Oui, je le fais pour certaines des langues avec lesquelles nous travaillons. Cependant, IATE ne couvre pas l’arabe, le chinois et le russe, les langues pour lesquelles nous recevons actuellement plus de pression sur le plan du travail, en raison de l’écart avec les autres langues de la FAO.

h. Quelles sont, selon vous, les principales différences entre le portail FAO Term Portal et IATE, non seulement d’un point de vue structurel, mais aussi en ce qui concerne le contenu?
Mis à part les langues que nous traitons, je ne suis pas conscient de grandes différences dans le fond. Les mêmes attributs de définitions, de remarques et de contexte peuvent être trouvés dans les deux bases de données, mais le processus de création et de validation des données est différent, car nous sommes un groupe plus petit.

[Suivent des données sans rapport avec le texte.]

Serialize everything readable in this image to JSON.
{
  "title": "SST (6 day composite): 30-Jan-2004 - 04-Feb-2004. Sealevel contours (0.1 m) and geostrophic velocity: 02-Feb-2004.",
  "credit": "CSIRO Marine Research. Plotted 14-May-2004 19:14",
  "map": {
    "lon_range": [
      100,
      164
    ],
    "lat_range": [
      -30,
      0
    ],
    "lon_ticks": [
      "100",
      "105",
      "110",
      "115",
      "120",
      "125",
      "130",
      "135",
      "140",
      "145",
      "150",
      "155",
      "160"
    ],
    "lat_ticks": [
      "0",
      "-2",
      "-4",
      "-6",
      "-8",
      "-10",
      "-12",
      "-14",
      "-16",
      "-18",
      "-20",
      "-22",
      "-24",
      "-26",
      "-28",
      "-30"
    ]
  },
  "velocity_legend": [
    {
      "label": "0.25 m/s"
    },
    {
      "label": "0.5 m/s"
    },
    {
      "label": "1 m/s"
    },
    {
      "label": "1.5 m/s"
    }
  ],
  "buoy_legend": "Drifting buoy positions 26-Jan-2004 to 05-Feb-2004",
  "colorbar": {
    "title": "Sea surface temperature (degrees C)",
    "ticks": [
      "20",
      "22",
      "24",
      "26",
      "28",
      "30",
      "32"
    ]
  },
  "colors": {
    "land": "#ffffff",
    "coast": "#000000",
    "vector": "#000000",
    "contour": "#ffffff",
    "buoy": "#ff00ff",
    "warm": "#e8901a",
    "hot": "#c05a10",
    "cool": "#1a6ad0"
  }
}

I. TermCoord a récemment lancé le projet de terminologie de la pêche Mare: http://dev.termcoord.eu/terminology-without-borders/yourterm-mare/
et la FAO traite d’un grand nombre de sujets dans toutes les langues de la FAO, y compris la pêche.- Que pourriez-vous nous dire sur les glossaires de la FAO sur la pêche?
Le portail de la FAO accueille trois collections spécialisées dans le domaine de la pêche: Espèces aquatiques, Aquaculture et Pêche, outre les titres et la terminologie générale contenus dans FAOTERM, la plus grande collection terminologique du Portail. Les trois collections sont le résultat d’une collaboration étroite et fructueuse avec les divisions techniques pertinentes de la FAO. En fait, ils reflètent un scénario idéal pour le travail terminologique: des linguistes travaillant avec les experts dans ce domaine.
— TermCoord coopère avec des organismes extérieurs. Comment pensez-vous que TermCoord pourrait travailler avec la FAO pour la normalisation et la communication dans ce domaine d’étude, ou dans d’autres domaines?
Le manque de ressources internes pousse toutes les organisations vers une coopération accrue, du moins dans des domaines d’intérêt commun. Nous avons déjà signé un certain nombre de lettres d’accord avec diverses organisations pour la fourniture ou l’échange de terminologie et je tiens à vous rappeler que le portail de la FAO contient également la terminologie du Programme alimentaire mondial (PAM) et du Fonds international de développement agricole (FIDA), ainsi que les deux autres agences des Nations Unies basées à Rome. Par conséquent, la coopération est en effet bienvenue et nécessaire pour éviter les doubles emplois dans un domaine qui prend du temps et qui n’est pas toujours reconnu au niveau de la direction lorsqu’il s’agit d’allouer des fonds.

 


Écrit par Noelia Soledad Pavin — stagiaire en terminologie à l’unité de coordination terminologique du Parlement européen (Luxembourg). Elle est titulaire d’un Master en Lexicologie, Terminologie Multilingue et Traduction de l’Université Lumière Lyon II, France.